Sur Amazon.fr, on peut acheter des paniers de légumes produits par des maraîchers français. - © capture écran

Depuis quelques mois, les ponts se multiplient entre les deux mondes :

collaborations de Bayer avec Alibaba, d’InVivo avec Microsoft, de Carrefour avec IBM, de Prince de Bretagne avec Amazon. Ou encore des offres commerciales agressives auprès des start-up agtech, parmi lesquelles Karnott, Copeeks, Connecting Food sont devenues des partenaires. Face à quoi certains observateurs prônent une «vigilance géostratégique», comme le spécialiste de géopolitique Sébastien Abis, ou bien la construction d’une stratégie européenne «d’indépendance agri-digitale», comme le cabinet Valeur Tech. Mais une question agite le secteur : quand ces géants vont-ils «accélérer» la pénétration du marché, et quelle surprise vont-ils nous réserver ?

Ce qui motive les géants du numérique

Qu’est-ce qui peut bien attirer les géants du numérique dans un secteur comme l’agriculture, qui n’est pas réputé pour être le plus rentable de l’économie ? Première réponse : trouver des utilisateurs pour leurs réseaux, créer du flux en les rendant utiles au secteur agricole, expliquent les acteurs français de l’agtech. Ces géants «cherchent des partenariats sectoriels pour rentabiliser leurs investissements», analyse Sébastien Picardat, directeur de la plateforme d’échange de données agricoles Api-Agro. Les investissements en question sont colossaux, et concernent les infrastructures de stockage en ligne (cloud computing) notamment. Sur la seule année 2019, Google investira 13 milliards de dollars dans ce domaine, contre 9 milliards l’année précédente. Le californien souhaite ainsi rattraper le retard pris sur ses concurrents, en particulier le leader mondial de cloud AWS (filiale d’Amazon), mais aussi Azure (Microsoft) et le chinois Alibaba Cloud. Pour attirer des utilisateurs, ces filiales «cloud» multiplient par exemple les offres commerciales agressives à destination des start-up, notamment de l’agtech : «Microsoft nous a offert l’équivalent de 350 000 dollars de location de serveurs, d’infrastructures informatiques», témoigne Alexandre Cuvelier, co-fondateur de la start-up Karnott, qui propose de la gestion de parc de matériel agricole. En France, d’autres sociétés comme Copeeks, Connecting Food ou Infarming ont bénéficié des appuis de ces géants.

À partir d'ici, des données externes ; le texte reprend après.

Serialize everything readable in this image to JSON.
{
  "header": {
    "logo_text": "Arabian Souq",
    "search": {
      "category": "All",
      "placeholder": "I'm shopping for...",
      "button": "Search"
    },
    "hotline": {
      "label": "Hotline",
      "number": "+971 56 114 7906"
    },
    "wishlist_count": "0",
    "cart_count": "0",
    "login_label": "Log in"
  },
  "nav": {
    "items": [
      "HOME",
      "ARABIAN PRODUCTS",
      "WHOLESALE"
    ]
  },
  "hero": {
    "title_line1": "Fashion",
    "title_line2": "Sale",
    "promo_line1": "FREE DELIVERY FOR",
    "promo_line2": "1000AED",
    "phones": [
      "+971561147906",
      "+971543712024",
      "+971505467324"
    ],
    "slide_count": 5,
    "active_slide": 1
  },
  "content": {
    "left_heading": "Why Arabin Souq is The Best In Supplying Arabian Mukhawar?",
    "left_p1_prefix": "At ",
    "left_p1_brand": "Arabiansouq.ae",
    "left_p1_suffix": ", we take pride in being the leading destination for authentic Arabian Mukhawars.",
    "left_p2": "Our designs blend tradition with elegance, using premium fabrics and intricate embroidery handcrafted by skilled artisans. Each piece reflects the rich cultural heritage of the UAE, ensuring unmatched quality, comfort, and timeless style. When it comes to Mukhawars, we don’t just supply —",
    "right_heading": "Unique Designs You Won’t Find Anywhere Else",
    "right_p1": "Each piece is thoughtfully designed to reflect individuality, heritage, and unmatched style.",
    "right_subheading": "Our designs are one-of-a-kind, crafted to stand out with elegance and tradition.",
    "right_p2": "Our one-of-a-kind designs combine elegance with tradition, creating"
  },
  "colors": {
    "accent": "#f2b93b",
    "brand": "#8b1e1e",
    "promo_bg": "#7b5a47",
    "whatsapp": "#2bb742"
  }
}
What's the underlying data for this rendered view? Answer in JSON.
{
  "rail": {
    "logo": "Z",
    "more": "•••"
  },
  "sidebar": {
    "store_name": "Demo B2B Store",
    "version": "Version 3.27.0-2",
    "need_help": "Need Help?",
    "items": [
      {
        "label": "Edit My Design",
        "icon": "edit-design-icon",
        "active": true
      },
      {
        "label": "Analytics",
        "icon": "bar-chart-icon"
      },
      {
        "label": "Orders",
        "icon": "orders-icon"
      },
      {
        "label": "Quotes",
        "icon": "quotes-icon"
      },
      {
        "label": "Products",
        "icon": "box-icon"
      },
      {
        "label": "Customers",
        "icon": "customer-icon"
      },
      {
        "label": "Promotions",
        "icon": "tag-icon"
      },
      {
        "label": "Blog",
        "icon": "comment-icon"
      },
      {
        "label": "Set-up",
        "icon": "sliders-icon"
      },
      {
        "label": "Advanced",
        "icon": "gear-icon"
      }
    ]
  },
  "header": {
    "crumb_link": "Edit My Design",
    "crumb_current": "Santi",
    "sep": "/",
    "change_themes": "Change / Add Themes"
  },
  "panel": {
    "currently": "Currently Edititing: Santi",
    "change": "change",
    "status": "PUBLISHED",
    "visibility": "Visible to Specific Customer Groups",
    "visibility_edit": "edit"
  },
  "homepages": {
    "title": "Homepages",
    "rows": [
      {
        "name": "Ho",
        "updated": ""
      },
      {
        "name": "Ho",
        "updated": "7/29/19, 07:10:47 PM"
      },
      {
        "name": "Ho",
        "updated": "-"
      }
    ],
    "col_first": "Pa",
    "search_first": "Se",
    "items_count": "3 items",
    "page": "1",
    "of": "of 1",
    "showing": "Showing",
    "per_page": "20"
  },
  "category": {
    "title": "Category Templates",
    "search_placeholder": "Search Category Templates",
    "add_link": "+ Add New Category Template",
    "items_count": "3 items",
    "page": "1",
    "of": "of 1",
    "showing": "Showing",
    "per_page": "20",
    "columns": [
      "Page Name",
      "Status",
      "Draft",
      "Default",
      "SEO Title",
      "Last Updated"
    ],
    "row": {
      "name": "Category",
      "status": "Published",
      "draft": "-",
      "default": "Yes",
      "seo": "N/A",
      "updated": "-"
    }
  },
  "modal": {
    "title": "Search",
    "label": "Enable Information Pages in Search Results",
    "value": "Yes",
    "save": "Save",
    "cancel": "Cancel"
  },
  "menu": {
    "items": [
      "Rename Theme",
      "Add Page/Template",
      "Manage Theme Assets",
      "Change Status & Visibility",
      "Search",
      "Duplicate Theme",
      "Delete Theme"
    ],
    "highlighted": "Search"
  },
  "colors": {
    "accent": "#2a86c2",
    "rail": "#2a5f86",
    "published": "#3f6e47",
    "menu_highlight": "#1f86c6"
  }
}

«Accès sans limite de budget»

Ces offres sont précieuses pour les start-up sélectionnées. «Pendant trois ans, c’est comme si nous avions accès à de l’infrastructure sans aucune limite de budget, explique Alexandre Cuvelier. Ces opérateurs ont des investissements énormes, et ils doivent les rentabiliser. Il y a donc une course pour attirer les entreprises.» Le pari, c’est qu’une fois installée chez un hébergeur, une start-up a peu de chances d’en changer. Les programmes s’appellent Microsoft for startup ou IBM Scale zone. Ces programmes vont souvent bien au-delà des simples ristournes. Les offres vont jusqu’à l’accompagnement commercial. Microsoft dispose d’un showroom à Issy-les-Moulineaux, où les offres de Smag, Karnott, ou Copeeks sont mises en avant auprès des grands comptes français de l’américain. Les start-up peuvent aussi être embarquées sur des salons, comme le Think summit d’IBM. «Pour nous c’est très porteur, notamment auprès des investisseurs, des banques», explique Alexandre Cuvelier.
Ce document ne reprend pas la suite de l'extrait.